Why relevant: A 2025 meta-analysis (PMID: 40219913) shows machine learning improves natriuretic peptide use — your study benchmarks simpler clinical tools in real-world ED settings
12. GWTG-HF Score Validation for Acute Decompensated Heart Failure Outcomes
Design: Retrospective cohort
Question: Does the GWTG-HF score calculated at ED presentation predict in-hospital mortality and ICU admission in acute decompensated HF patients at your institution?
VI. Stroke / Neurology
13. ROSIER Score Validation for Stroke Identification in the ED
Design: Prospective
Question: What is the sensitivity and specificity of ROSIER (Recognition of Stroke in Emergency Room) compared to final neuroimaging diagnosis in your local ED?

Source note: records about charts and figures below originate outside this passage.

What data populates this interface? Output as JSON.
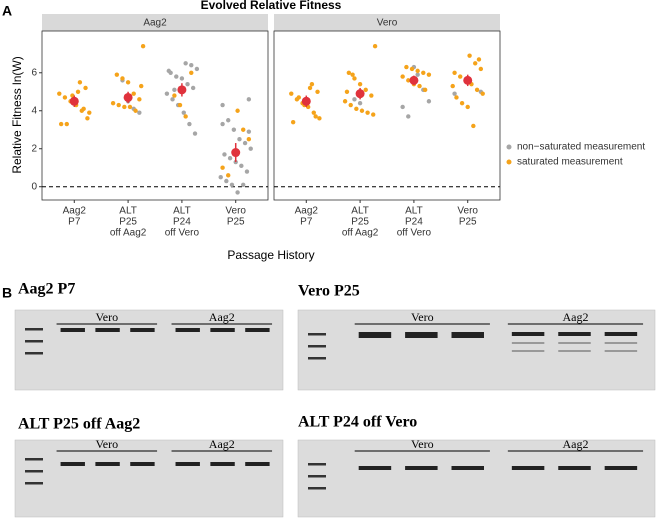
{
  "chart_data": {
    "type": "strip",
    "panel_label": "A",
    "title": "Evolved Relative Fitness",
    "x_label": "Passage History",
    "y_label": "Relative Fitness ln(W)",
    "ylim": [
      -0.7,
      8.2
    ],
    "yticks": [
      0,
      2,
      4,
      6
    ],
    "reference_line": 0,
    "grid": false,
    "legend": "right",
    "mean_color": "#e0323c",
    "series": [
      {
        "name": "non−saturated measurement",
        "color": "#a6a6a6"
      },
      {
        "name": "saturated measurement",
        "color": "#f5a31a"
      }
    ],
    "categories": [
      [
        "Aag2",
        "P7"
      ],
      [
        "ALT",
        "P25",
        "off Aag2"
      ],
      [
        "ALT",
        "P24",
        "off Vero"
      ],
      [
        "Vero",
        "P25"
      ]
    ],
    "facets": [
      {
        "title": "Aag2",
        "series": [
          {
            "values": [
              [],
              [
                5.6,
                4.5,
                4.1,
                3.9
              ],
              [
                6.5,
                6.4,
                6.2,
                6.0,
                5.8,
                5.7,
                5.4,
                5.2,
                4.9,
                4.6,
                4.3,
                3.9,
                3.3,
                2.8,
                6.1,
                5.1
              ],
              [
                4.6,
                4.3,
                3.5,
                3.0,
                2.5,
                2.3,
                2.0,
                1.7,
                1.5,
                1.3,
                1.1,
                0.8,
                0.5,
                0.3,
                0.1,
                -0.3,
                0.1,
                2.9,
                3.3
              ]
            ]
          },
          {
            "values": [
              [
                5.5,
                5.2,
                4.9,
                4.7,
                4.5,
                4.3,
                4.0,
                3.6,
                3.3,
                3.3,
                4.8,
                5.0,
                4.1,
                3.9
              ],
              [
                7.4,
                5.9,
                5.7,
                5.5,
                4.9,
                4.6,
                4.4,
                4.3,
                4.2,
                4.2,
                4.0,
                5.3
              ],
              [
                4.8,
                4.3,
                3.7,
                6.0
              ],
              [
                4.0,
                3.0,
                2.5,
                1.0,
                0.6
              ]
            ]
          }
        ],
        "means": [
          4.5,
          4.7,
          5.1,
          1.8
        ],
        "errors": [
          0.3,
          0.3,
          0.35,
          0.5
        ]
      },
      {
        "title": "Vero",
        "series": [
          {
            "values": [
              [],
              [
                4.6,
                4.4
              ],
              [
                5.9,
                5.1,
                4.5,
                4.2,
                3.7,
                6.3
              ],
              [
                5.0,
                4.9
              ]
            ]
          },
          {
            "values": [
              [
                5.4,
                5.0,
                4.9,
                4.6,
                4.4,
                4.2,
                3.9,
                3.6,
                3.4,
                4.7,
                4.3,
                5.2,
                3.7
              ],
              [
                7.4,
                6.0,
                5.7,
                5.4,
                5.1,
                4.8,
                4.5,
                4.3,
                4.1,
                4.0,
                3.9,
                3.8,
                5.0,
                5.9
              ],
              [
                6.3,
                6.2,
                6.1,
                6.0,
                5.9,
                5.8,
                5.6,
                5.4,
                5.3,
                5.1
              ],
              [
                6.9,
                6.5,
                6.2,
                6.0,
                5.8,
                5.6,
                5.4,
                5.1,
                4.9,
                4.7,
                4.4,
                4.2,
                3.2,
                6.7,
                5.3
              ]
            ]
          }
        ],
        "means": [
          4.5,
          4.9,
          5.6,
          5.6
        ],
        "errors": [
          0.3,
          0.3,
          0.25,
          0.3
        ]
      }
    ]
  },
  "panel_b": {
    "label": "B",
    "gels": [
      {
        "title": "Aag2 P7",
        "groups": [
          "Vero",
          "Aag2"
        ]
      },
      {
        "title": "Vero P25",
        "groups": [
          "Vero",
          "Aag2"
        ]
      },
      {
        "title": "ALT P25 off Aag2",
        "groups": [
          "Vero",
          "Aag2"
        ]
      },
      {
        "title": "ALT P24 off Vero",
        "groups": [
          "Vero",
          "Aag2"
        ]
      }
    ]
  }
}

Clinical impact: Reduces time to CT and thrombolysis — directly impacts outcomes
14. NIHSS vs. ASPECTS Score: Correlation and Thrombolysis Decision-Making
Design: Retrospective
Question: Does combining NIHSS and ASPECTS score at ED presentation improve selection of appropriate thrombolysis candidates?
VII. Novel / High-Impact
15. Comparison of Machine Learning Algorithm vs. Traditional Risk Score (HEART/GRACE) for Adverse Cardiac Events
Design: Retrospective, using ED database
Question: Can a simple machine learning model trained on ED vitals + basic labs outperform HEART or GRACE in predicting 30-day MACE?
Why compelling: This is a growing area — publishable in Emergency Medicine journals and relevant to AI in healthcare
Tools required: Python/R; logistic regression + random forest vs. HEART
Choosing Your Thesis — Decision Framework
| Factor | Best Fit |
|---|
| Short timeline (< 6 months) | HEART pathway, Wells/PERC, qSOFA |
| Retrospective data available | GWTG-HF, Shock Index, HEART vs. TIMI |
| Prospective + strong clinical impact | HEART Pathway + hsTn, ROSIER, PERC |
| Quantitative/statistical strength | ML vs. HEART score comparison |
| Limited resources/rural ED | qSOFA validation, HEAR score |
Tips for scope:
- A validation study of an existing score in your local population (external validation) is the most feasible thesis design — you need 150–400 patients, one primary endpoint, and AUROC analysis.
- Pair any score study with decision impact analysis (would this score have changed clinical decisions?) to add novelty.
- Scores with gaps in non-Western validation (HEART, EDACS, sPESI, qSOFA) are the most publishable.